Getting on first isn’t easy. Being first is even harder. I knew it was big news when I saw the video of Olivia Pichardo (#19) becoming the first female to hit a home run in the Hamptons, but her accomplishment isn’t breaking ground by herself—big things are happening in the Hamptons Collegiate Baseball League.
Sometimes in sports, we can see the culmination of success as an event and not as part of a journey. Look up “Gritty New York Athlete” in the dictionary, and you’ll find a picture of Olivia Picardo. Olivia’s passion for baseball and standout academic performance have led to big things for the Forest Hills, NY native.
Before this first, Olivia was the first female on an NCAA Division 1 Baseball roster after making the US National Baseball Team. At just 19 years old and a rising sophomore at Brown University, hitting her first (and the first) home run in the Hamptons is an early inning for Olivia.
Instead of focusing on Olivia’s homerun being the first – what I found immediately more interesting is how she got here. “Olivia is a baller, just a get-it-done attitude. She’s probably at the park right now,” beams League Commissioner and MLB Liason Sandi Kruel. “Olivia’s homerun being first is a big deal, but we know how much work and drive built up to that hit, so we’re most excited about what comes next. We know with Olivia, that is something special.”
What struck me about Olivia’s absolute line-drive, centerfield CrrRrR-ACK (like a comic book punch sound) wasn’t just the velocity and form of her swing—I’ll admit I got cut from the tee-ball team—but the equally seismic eruption of joy and support from her teammates.

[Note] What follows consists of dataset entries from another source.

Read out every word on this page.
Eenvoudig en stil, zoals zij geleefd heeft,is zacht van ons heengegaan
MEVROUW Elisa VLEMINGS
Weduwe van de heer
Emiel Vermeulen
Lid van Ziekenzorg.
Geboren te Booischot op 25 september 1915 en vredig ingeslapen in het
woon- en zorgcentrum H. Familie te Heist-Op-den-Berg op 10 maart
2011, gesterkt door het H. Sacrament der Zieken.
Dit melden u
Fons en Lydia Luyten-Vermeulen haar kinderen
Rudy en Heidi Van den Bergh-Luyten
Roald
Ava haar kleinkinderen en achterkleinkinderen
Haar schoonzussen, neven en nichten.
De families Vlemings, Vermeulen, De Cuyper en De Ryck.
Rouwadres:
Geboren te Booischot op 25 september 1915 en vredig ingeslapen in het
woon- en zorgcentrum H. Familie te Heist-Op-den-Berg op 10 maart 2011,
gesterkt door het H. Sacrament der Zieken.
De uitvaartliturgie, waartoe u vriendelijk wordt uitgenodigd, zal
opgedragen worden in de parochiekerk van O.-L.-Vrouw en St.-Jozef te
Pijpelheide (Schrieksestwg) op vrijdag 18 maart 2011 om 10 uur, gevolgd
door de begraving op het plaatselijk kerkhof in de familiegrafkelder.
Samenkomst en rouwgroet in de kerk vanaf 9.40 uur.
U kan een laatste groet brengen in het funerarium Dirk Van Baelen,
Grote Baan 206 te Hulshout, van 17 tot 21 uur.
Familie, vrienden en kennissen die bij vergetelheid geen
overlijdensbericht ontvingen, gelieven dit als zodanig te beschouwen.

Sandi had the same reaction, “I was watching the game sitting next to Olivia’s mother, and when she hit that ball, both of us started balling. I don’t even think Olivia knew it was going to get out of there because she put her head down and kept running. When I saw how her teammates reacted, I might have missed her getting home.”
Rumor around the league is that Olivia doesn’t give interviews during the playoffs, which the Whalers are currently playing against the South Shore Clippers. In an effort to respect the outfielder’s wishes, we’ll catch up with her after the season; everyone I spoke with about her says Olivia is quick to humility, focused on the future, and not celebrating the past.
I went to a game this week, it was everything you could imagine, plus grilled-to-order hot dogs. More to come, so be sure to look out for my article about the league; it’s genuinely fascinating and worth a deep dive.
For now, in a message through her sponsor Warstic, Olivia says, “Your attitude really does matter. You can’t throw a fit after you strike out. You just need to fix your attitude and keep going.”